• Male or female participants aged 18 to 75 years (inclusive).

• For Phase Ia: Participants with histologic diagnosis and confirmed solid tumor; For Phase Ib: Participants with one of the two tumor types: Group 1: advanced primary liver cancer; Group 2: Advanced primary gastric cancer (including gastroesophageal junction adenocarcinoma).

• There must be at least one measurable lesion defined by RECIST v1.1. Lesions intended for biopsy should generally not be selected as target lesions, unless the investigator assesses that the biopsy of the lesion will not affect subsequent tumor evaluations. Lesions that have previously undergone radiation therapy, interventional therapy, or other local treatments should generally not be selected as target lesions, unless the lesion shows clear radiological progression after local treatment.

• The ECOG performance status ≤ 1.

• Able to understand and willing to sign the informed consent form (ICF) and comply with all the requirements of the protocol.

• The investigator assesses that the subject's expected lifespan is greater than 3 months.

• Subjects must be candidates for and agree to the placement of a central venous access line and further must be able, in the opinion of the Investigator, to manage care of this line.

• Subjects with treated brain metastases are allowed but should be neurologically stable (for 4 weeks post-treatment as assessed by CNS imaging and prior to study enrollment) and off steroids for at least 2 weeks before administration of any study treatment.

• All subjects in Phase Ia (with partial exceptions for the first 2 dose levels and designated subjects in Phase Ib must be prepared to undergo 2 or more tumor biopsies, one during the screening period and 1-2 biopsy during therapy. In the Investigator's assessment, these biopsies should be feasible considered, safe by the investigator, and not expected to interfere with all other study assessments.

⁃ Adequate hepatic/renal function as evidenced by meeting all the following requirements:

∙ Total bilirubin ≤ 1.5 × ULN except for subjects with Gilbert's syndrome who are excluded if TBIL \> 3.0×ULN or direct bilirubin \< 1.5×ULN. And there is no evidence of sustained liver function elevation (within 7 days) or acute hepatic decompensation, as assessed by the investigator.

‣ AST \< 3.0×ULN, except for subjects that have tumor involvement of the liver, who are included if AST ≤ 5×ULN. And there is no evidence of sustained liver function elevation (within 7 days) or acute hepatic decompensation, as assessed by the investigator.

‣ ALT ≤ 3.0×ULN, except for subjects that have tumor involvement of the liver, who are included if ALT ≤ 5×ULN. And there is no evidence of sustained liver function elevation (within 7 days) or acute hepatic decompensation, as assessed by the investigator.

‣ Blood Urea Nitrogen (BUN) \< 2.5×ULN.

‣ The calculated creatinine clearance (CrCL) using the Cockcroft-Gault formula must be ≥ 60 mL/min.

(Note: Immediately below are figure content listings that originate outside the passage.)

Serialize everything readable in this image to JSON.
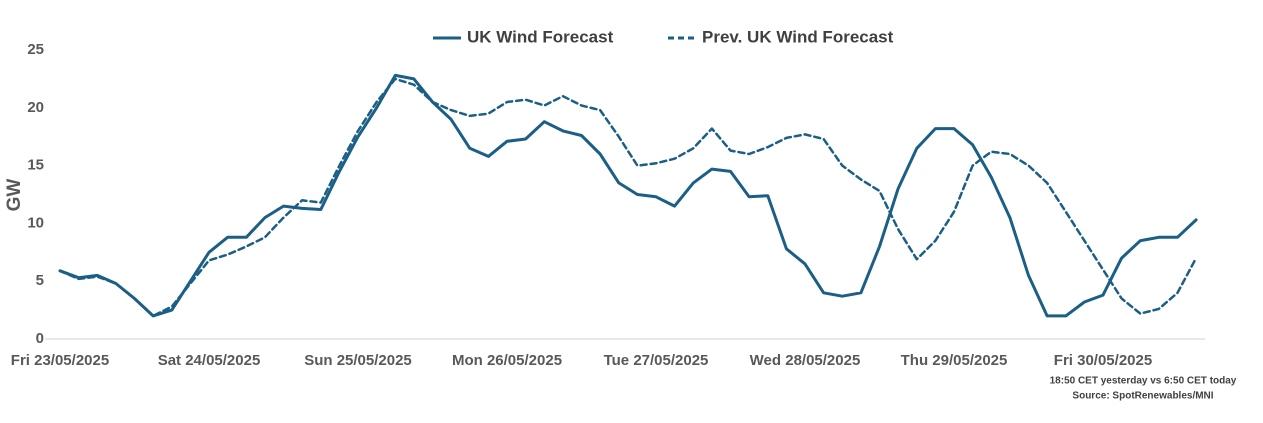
{
  "chart_data": {
    "type": "line",
    "y_label": "GW",
    "notes": [
      "18:50 CET yesterday vs  6:50 CET today",
      "Source: SpotRenewables/MNI"
    ],
    "categories": [
      "Fri 23/05/2025",
      null,
      null,
      null,
      null,
      null,
      null,
      null,
      "Sat 24/05/2025",
      null,
      null,
      null,
      null,
      null,
      null,
      null,
      "Sun 25/05/2025",
      null,
      null,
      null,
      null,
      null,
      null,
      null,
      "Mon 26/05/2025",
      null,
      null,
      null,
      null,
      null,
      null,
      null,
      "Tue 27/05/2025",
      null,
      null,
      null,
      null,
      null,
      null,
      null,
      "Wed 28/05/2025",
      null,
      null,
      null,
      null,
      null,
      null,
      null,
      "Thu 29/05/2025",
      null,
      null,
      null,
      null,
      null,
      null,
      null,
      "Fri 30/05/2025",
      null,
      null,
      null,
      null,
      null
    ],
    "series": [
      {
        "name": "UK Wind Forecast",
        "color": "#1b5f87",
        "dash": false,
        "values": [
          5.9,
          5.3,
          5.5,
          4.8,
          3.5,
          2.0,
          2.5,
          5.0,
          7.5,
          8.8,
          8.8,
          10.5,
          11.5,
          11.3,
          11.2,
          14.5,
          17.5,
          20.0,
          22.8,
          22.5,
          20.5,
          19.0,
          16.5,
          15.8,
          17.1,
          17.3,
          18.8,
          18.0,
          17.6,
          16.0,
          13.5,
          12.5,
          12.3,
          11.5,
          13.5,
          14.7,
          14.5,
          12.3,
          12.4,
          7.8,
          6.5,
          4.0,
          3.7,
          4.0,
          8.0,
          13.0,
          16.5,
          18.2,
          18.2,
          16.8,
          14.0,
          10.5,
          5.5,
          2.0,
          2.0,
          3.2,
          3.8,
          7.0,
          8.5,
          8.8,
          8.8,
          10.3
        ]
      },
      {
        "name": "Prev. UK Wind Forecast",
        "color": "#1b5f87",
        "dash": true,
        "values": [
          5.9,
          5.2,
          5.4,
          4.8,
          3.5,
          2.0,
          2.8,
          4.8,
          6.8,
          7.3,
          8.0,
          8.8,
          10.5,
          12.0,
          11.8,
          15.0,
          18.0,
          20.5,
          22.5,
          22.0,
          20.5,
          19.8,
          19.3,
          19.5,
          20.5,
          20.7,
          20.2,
          21.0,
          20.2,
          19.8,
          17.5,
          15.0,
          15.2,
          15.6,
          16.5,
          18.2,
          16.3,
          16.0,
          16.6,
          17.4,
          17.7,
          17.3,
          15.0,
          13.8,
          12.8,
          9.5,
          6.9,
          8.5,
          11.0,
          15.0,
          16.2,
          16.0,
          15.0,
          13.5,
          11.0,
          8.5,
          6.0,
          3.5,
          2.2,
          2.6,
          4.0,
          7.0
        ]
      }
    ],
    "ylim": [
      0,
      25
    ],
    "yticks": [
      0,
      5,
      10,
      15,
      20,
      25
    ],
    "grid": false,
    "legend": "top"
  }
}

⁃ Primary liver cancer: Child-Pugh class A or class B with a score of 7, and no history of hepatic encephalopathy.

⁃ The subject must have adequate bone marrow function (no blood transfusions or hematopoietic growth factor support within 14 days prior to the first dose of SON-DP), with special circumstances to be jointly evaluated by the study team, sponsor, and CRO medical team:

∙ Absolute neutrophil count (ANC) ≥ 1.5 × 10⁹/L;

‣ Hemoglobin (HGB) ≥ 80 g/L;

‣ Platelet count (PLT) ≥ 75 × 10⁹/L.。

⁃ Coagulation tests within an acceptable range defined by the following:

∙ Activated partial thromboplastin time (APTT) ≤ 1.5×ULN.

‣ International normalized ratio (INR) or Prothrombin Time (PT) ≤ 1.5×ULN. Exception: INR 2 to ≤ 3 ULN is acceptable for subjects on stable therapeutic anticoagulants without active bleeding within 14 days prior to the first dose of the study drug.

⁃ Toxicity related to previous antitumor treatments must have returned to baseline or ≤ grade 1 (NCI-CTCAE 5.0), except for toxicities judged by the investigator to pose no safety risk, such as: hair loss, ≤ grade 2 peripheral neuropathy, thyroid dysfunction stabilized by hormone replacement therapy, or other toxicities that are still grade 2 but are assessed by the investigator as chronic, stable, and with no clear safety concerns.

⁃ Female participants must agree not to breastfeed starting at screening and throughout the study period and for 90 days after final SON-DP administration.

⁃ Fertile, eligible subjects (both male and female) must agree to use reliable contraception methods (hormonal, barrier methods, or abstinence) during the trial and for at least 90 days after the last dose of the medication.